Watts' appetite continues to be hit-or-miss, but, as one of his doctors said last week, "It is what it is right now." Watts is getting sufficient enough calories in him to not need intervention and this will hopefully change once he is off treatment. His periods of nausea and loss of appetite tend to be around steroid weeks and for 24-48 hrs after his weekly PO Methotrexate that he gets every Monday.
In addition to nausea, Watts tends to get drowsy on the 6mp and will sleep for 4+ hours if I let him. I don't, most days, because this inevitably backfires the next morning.

His labs have all been right where our team wants them, there have been no signs of relapse, and he hasn't needed any transfusions except for almost monthly IVIG transfusions to help boost his compromised immune system. We are thankful, and nervous, and thankful.



Thank you for the continued prayers and support of our boy. We are grateful and do not take it for granted.

Monday, January 12, 2015

A rainy day.

[I (Hannah) wrote this a couple weeks and forgot to post it.]

The rain came down heavy this morning as I drove the familiar drive to Winston. Rainy drives on Hwy 40 always remind me of the very first drive, the one in the ambulance with me in the front seat and Watts in the back, being worked on by the paramedics. They would murmur words I couldn't hear to each other but would periodically quip to me that he was doing "just great". I didn't believe them. It was some of the hardest and longest minutes of my life when I couldn't see my son and I was alone in silence. And I didn't know that the worse was yet to come. I didn't know that he would begin to swell and that he would struggle for breath in the blur of the Brenner ICU, that his little 10 month old body would begin to go into septic shock and that I would have to fight to keep a hold of his hand because there would be so many doctors and nurses in the room. I didn't know all that then, or I might have broken in two.

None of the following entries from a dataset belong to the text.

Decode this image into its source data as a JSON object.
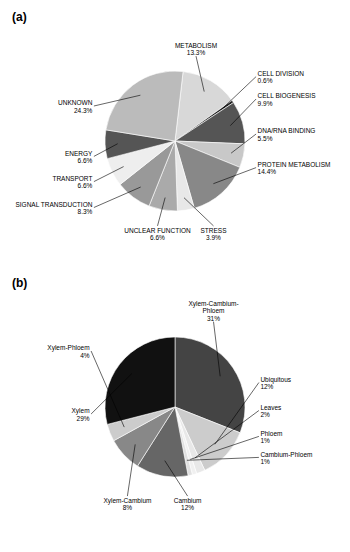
{
  "chart_data": [
    {
      "type": "pie",
      "title": "(a)",
      "categories": [
        "METABOLISM",
        "CELL DIVISION",
        "CELL BIOGENESIS",
        "DNA/RNA BINDING",
        "PROTEIN METABOLISM",
        "STRESS",
        "UNCLEAR FUNCTION",
        "SIGNAL TRANSDUCTION",
        "TRANSPORT",
        "ENERGY",
        "UNKNOWN"
      ],
      "values": [
        13.3,
        0.6,
        9.9,
        5.5,
        14.4,
        3.9,
        6.6,
        8.3,
        6.6,
        6.6,
        24.3
      ],
      "value_labels": [
        "13.3%",
        "0.6%",
        "9.9%",
        "5.5%",
        "14.4%",
        "3.9%",
        "6.6%",
        "8.3%",
        "6.6%",
        "6.6%",
        "24.3%"
      ],
      "colors": [
        "#d8d8d8",
        "#222222",
        "#555555",
        "#c8c8c8",
        "#888888",
        "#e8e8e8",
        "#aaaaaa",
        "#999999",
        "#eeeeee",
        "#555555",
        "#bbbbbb"
      ],
      "data_labels": true
    },
    {
      "type": "pie",
      "title": "(b)",
      "categories": [
        "Xylem-Cambium-\nPhloem",
        "Ubiquitous",
        "Leaves",
        "Phloem",
        "Cambium-Phloem",
        "Cambium",
        "Xylem-Cambium",
        "Xylem-Phloem",
        "Xylem"
      ],
      "values": [
        31,
        12,
        2,
        1,
        1,
        12,
        8,
        4,
        29
      ],
      "value_labels": [
        "31%",
        "12%",
        "2%",
        "1%",
        "1%",
        "12%",
        "8%",
        "4%",
        "29%"
      ],
      "colors": [
        "#444444",
        "#cccccc",
        "#e8e8e8",
        "#f0f0f0",
        "#e0e0e0",
        "#666666",
        "#888888",
        "#cccccc",
        "#111111"
      ],
      "data_labels": true
    }
  ]
}
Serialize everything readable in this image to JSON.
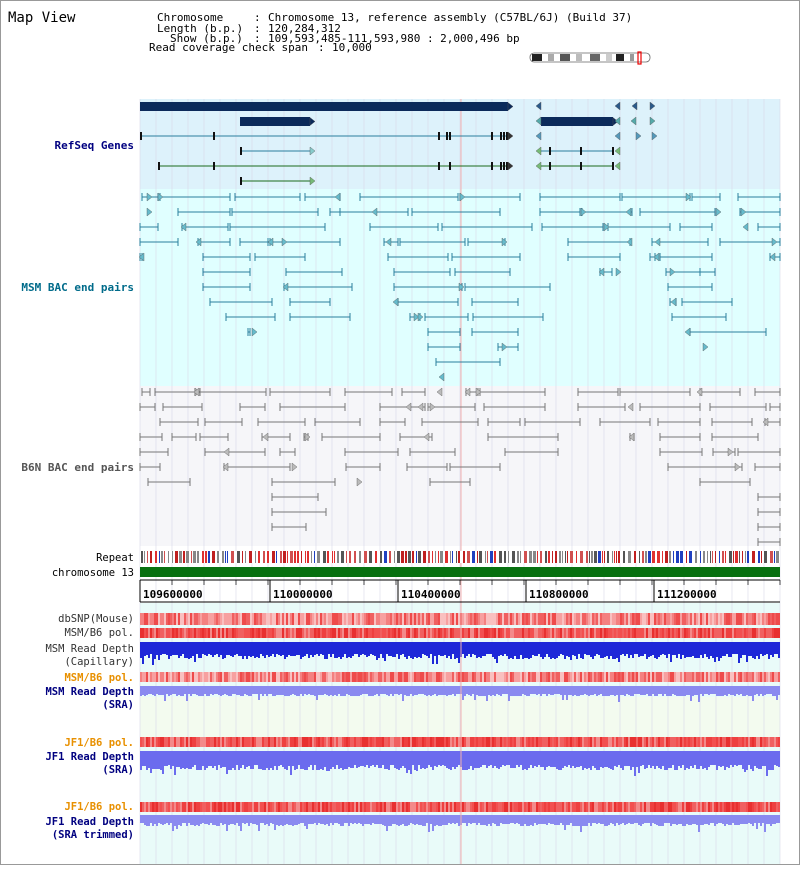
{
  "view_title": "Map View",
  "info": {
    "chromosome_key": "Chromosome",
    "chromosome_value": "Chromosome 13, reference assembly (C57BL/6J) (Build 37)",
    "length_key": "Length (b.p.)",
    "length_value": "120,284,312",
    "show_key": "Show (b.p.)",
    "show_value": "109,593,485-111,593,980 : 2,000,496 bp",
    "coverage_key": "Read coverage check span",
    "coverage_value": "10,000"
  },
  "tracks": {
    "refseq": "RefSeq Genes",
    "msm_bac": "MSM BAC end pairs",
    "b6n_bac": "B6N BAC end pairs",
    "repeat": "Repeat",
    "chromosome": "chromosome 13",
    "dbsnp": "dbSNP(Mouse)",
    "msm_b6_pol": "MSM/B6 pol.",
    "msm_read_depth_cap_1": "MSM Read Depth",
    "msm_read_depth_cap_2": "(Capillary)",
    "msm_b6_pol_sra": "MSM/B6 pol.",
    "msm_read_depth_sra_1": "MSM Read Depth",
    "msm_read_depth_sra_2": "(SRA)",
    "jf1_b6_pol": "JF1/B6 pol.",
    "jf1_read_depth_sra_1": "JF1 Read Depth",
    "jf1_read_depth_sra_2": "(SRA)",
    "jf1_b6_pol_trim": "JF1/B6 pol.",
    "jf1_read_depth_trim_1": "JF1 Read Depth",
    "jf1_read_depth_trim_2": "(SRA trimmed)"
  },
  "axis": {
    "ticks": [
      "109600000",
      "110000000",
      "110400000",
      "110800000",
      "111200000"
    ]
  },
  "colors": {
    "refseq_bg": "#ddf2fb",
    "msm_bg": "#e0ffff",
    "b6n_bg": "#f5f5f8",
    "track_bg": "#e8fbf8",
    "gene_dark": "#0b2a5a",
    "msm_line": "#2a7f9e",
    "b6n_line": "#777777",
    "chrom_green": "#087010",
    "depth_blue": "#2222dd",
    "depth_light": "#8a8af0",
    "pol_red": "#f04848",
    "label_blue": "#000080",
    "label_teal": "#006b8a",
    "label_orange": "#e89000"
  }
}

It was actually sunny and beautiful that May day but I cried so hard that I keep remembering it as a dark and stormy day. Just like today.

Watts sang in the backseat as we drove to his appointment this morning. He bobbed his curly head of new hair to the music and pointed out trucks that we passed on the road. A heavy fog covered the downtown buildings of Winston and the rain pounded our windshield. And then, just as the tears started to come in my own eyes as my mind lingered on old memories, a small bird, perhaps a sparrow, broke through the clouds and swooped across my view. His eye is on the sparrow, I remembered, and I know He watches me. And I was reminded again in that moment of how He loves me and my little boy. Every step of this cancer journey I've known this truth with every fiber of my being.

We've come so far and yet we have so far to go. We are so happy with where Watts is and how is doing. He is developing right on track and has remained mostly healthy and out of the hospital since starting maintenance. But every day we watch him. Every day we think of cancer, we treat for cancer, we talk of cancer. We look for bruises, for lethargic behavior, for fevers... We hold our breath for labs and count down the days till treatment ends. And not in excitement but with dread. We hate the toxic chemo but also never want it to end. 

Oh Lord, this cancer journey reminds me of our earthly journey. Our time here on earth is strewed with brokenness and pain with glimmers of Your beauty and restoration in between; little glimpses of the sparrow breaking through the rain clouds. We ache for Your return, for You to make things ultimately and permanently new, and until then, we wait with baited breath. We wait in brokenness and in pain at times. We hope, O Lord, in things unseen. We rest in Your love demonstrated by the cross. We rest, O Lord, help us rest.